Activist dismayed 'affluent black kids are demanding lowered standards,' not equal treatment
"[I]t seems like we have gone backwards when it comes to race relations," said commentator Carol Swain. "During my generation, we wanted equal opportunity. We wanted to be able to get into places to show what we could do."
Civil rights activist Carol Swain, who was just named to President Trump's "1776 Commission" to teach American heritage, told Just the News this week she is dismayed that "affluent black kids are demanding lowered standards" instead of equal treatment under the law.
Swain, a prominent African-American social and political commentator, said she's also horrified that left-leaning activists today are dismissing time-tested social virtues and institutions like punctuality, proper grammar, the nuclear family, diligence and perseverance as examples of "whiteness" or "white-dominant culture."
The Smithsonian National Museum of African American History and Culture this summer "had an exhibit that talked about hard work and getting to places on time and standard English, and all of those things that helped make for our success, that those things were part of the white oppression," Swain noted on her Conversations with Dr. Carol Swain podcast last week. "I mean, it's the most ridiculous thing that I've ever heard of."
In an interview on "Just the News AM" television program on Wednesday, Swain expanded on her critique.
"I certainly take issue with it, because it seems like we have gone backwards when it comes to race relations," said the 66-year-old Swain. "During my generation, we wanted equal opportunity. We wanted to be able to get into places to show what we could do. And now, all of a sudden, when we are so prosperous, when black people are in positions of power throughout our society, all of a sudden, these affluent black kids are demanding lowered standards. And so it's a reversal. And the progressives, the white progressives who push it and go along with it, they are the true racists. They've always been racist."
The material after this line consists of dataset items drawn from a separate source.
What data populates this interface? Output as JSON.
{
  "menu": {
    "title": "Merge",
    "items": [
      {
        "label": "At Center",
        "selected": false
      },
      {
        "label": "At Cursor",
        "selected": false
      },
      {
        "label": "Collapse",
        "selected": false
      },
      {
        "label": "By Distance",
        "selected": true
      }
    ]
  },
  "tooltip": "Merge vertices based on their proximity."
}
Swain said the "soft bigotry of low expectations" lamented by former President George W. Bush in a 2000 speech to the NAACP was still relevant today and even exacerbated by the rising popularity of critical race theory, or the ideas underpinning the concept of “white privilege.”
"The affirmative action movement was never about lowered standards or special benefits, it was about equal opportunity and non-discrimination," Swain said. "And with the critical race theory, what's taking place with diversity, equity inclusion programs, it is reverse racism against whites. I believe it violates the Equal Protection Clause of the 14th amendment, and the 1964 Civil Rights movement. The shaming, the bullying, all of the things that are taking place today against white people. And I'm not a black white supremacist. I'm a person who believes in the Equal Protection Clause of the Constitution. I believe in civil rights laws. I don't believe anyone should be discriminated against because of the color of their skin. That includes white people."
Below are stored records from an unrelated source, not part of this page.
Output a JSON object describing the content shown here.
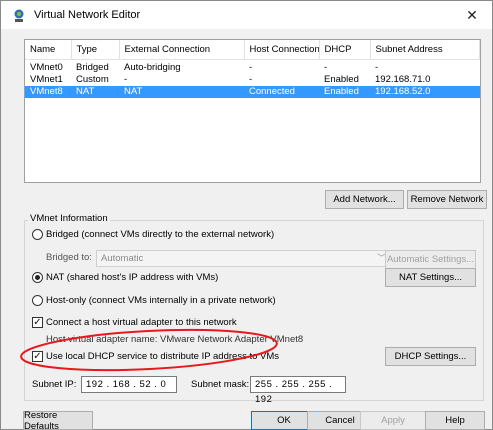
{
  "window": {
    "title": "Virtual Network Editor",
    "close_glyph": "✕",
    "icon": "vmware-network-icon"
  },
  "table": {
    "columns": [
      "Name",
      "Type",
      "External Connection",
      "Host Connection",
      "DHCP",
      "Subnet Address"
    ],
    "rows": [
      {
        "name": "VMnet0",
        "type": "Bridged",
        "external": "Auto-bridging",
        "host": "-",
        "dhcp": "-",
        "subnet": "-"
      },
      {
        "name": "VMnet1",
        "type": "Custom",
        "external": "-",
        "host": "-",
        "dhcp": "Enabled",
        "subnet": "192.168.71.0"
      },
      {
        "name": "VMnet8",
        "type": "NAT",
        "external": "NAT",
        "host": "Connected",
        "dhcp": "Enabled",
        "subnet": "192.168.52.0"
      }
    ],
    "selected_row": 2
  },
  "table_buttons": {
    "add_network": "Add Network...",
    "remove_network": "Remove Network"
  },
  "vmnet_info": {
    "group_label": "VMnet Information",
    "bridged_label": "Bridged (connect VMs directly to the external network)",
    "bridged_to_label": "Bridged to:",
    "bridged_to_value": "Automatic",
    "automatic_settings": "Automatic Settings...",
    "nat_label": "NAT (shared host's IP address with VMs)",
    "nat_settings": "NAT Settings...",
    "host_only_label": "Host-only (connect VMs internally in a private network)",
    "connect_adapter_label": "Connect a host virtual adapter to this network",
    "adapter_name_label": "Host virtual adapter name: VMware Network Adapter VMnet8",
    "dhcp_label": "Use local DHCP service to distribute IP address to VMs",
    "dhcp_settings": "DHCP Settings...",
    "subnet_ip_label": "Subnet IP:",
    "subnet_ip_value": "192 . 168 . 52 . 0",
    "subnet_mask_label": "Subnet mask:",
    "subnet_mask_value": "255 . 255 . 255 . 192",
    "selected_mode": "nat",
    "connect_adapter_checked": true,
    "dhcp_checked": true
  },
  "footer": {
    "restore_defaults": "Restore Defaults",
    "ok": "OK",
    "cancel": "Cancel",
    "apply": "Apply",
    "help": "Help"
  },
  "colors": {
    "selection": "#3399ff",
    "annotation": "#e8181c"
  }
}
Swain is a retired professor of political science and law at Vanderbilt University and previously received tenure as an associate professor of politics and public policy at Princeton University.
"Eventually, I left the university environment because of what it had become," Swain recalled. "What I had experienced was not particular to Vanderbilt. Universities have been taken over in a way that's detrimental to the whole process of education. They're no longer marketplaces for ideas. And what is taking place on college and university campuses, including some Christian ones, is totally the opposite of what you would expect. And it's because of critical theory, which is related to cultural Marxism and the decline of our society."
Swain is troubled by movements like the 1619 Project, which seeks to reframe America's history lessons through the narrative of America as a fundamentally racist nation fatally flawed from its inception. She belongs to 1776 Unites, a coalition led by veteran civil rights activist Robert Woodson that offers an alternative to the 1619 Project.
"It's just such a reversal for our society, and one of the things that's troubling is the historical revisionism," Swain said. "And that is something that's destructive to our society, because every nation needs to remember its past. And America is not an evil country. America is a great country where so many people have risked their lives to come here to live, and all of a sudden we're destroying our country from within."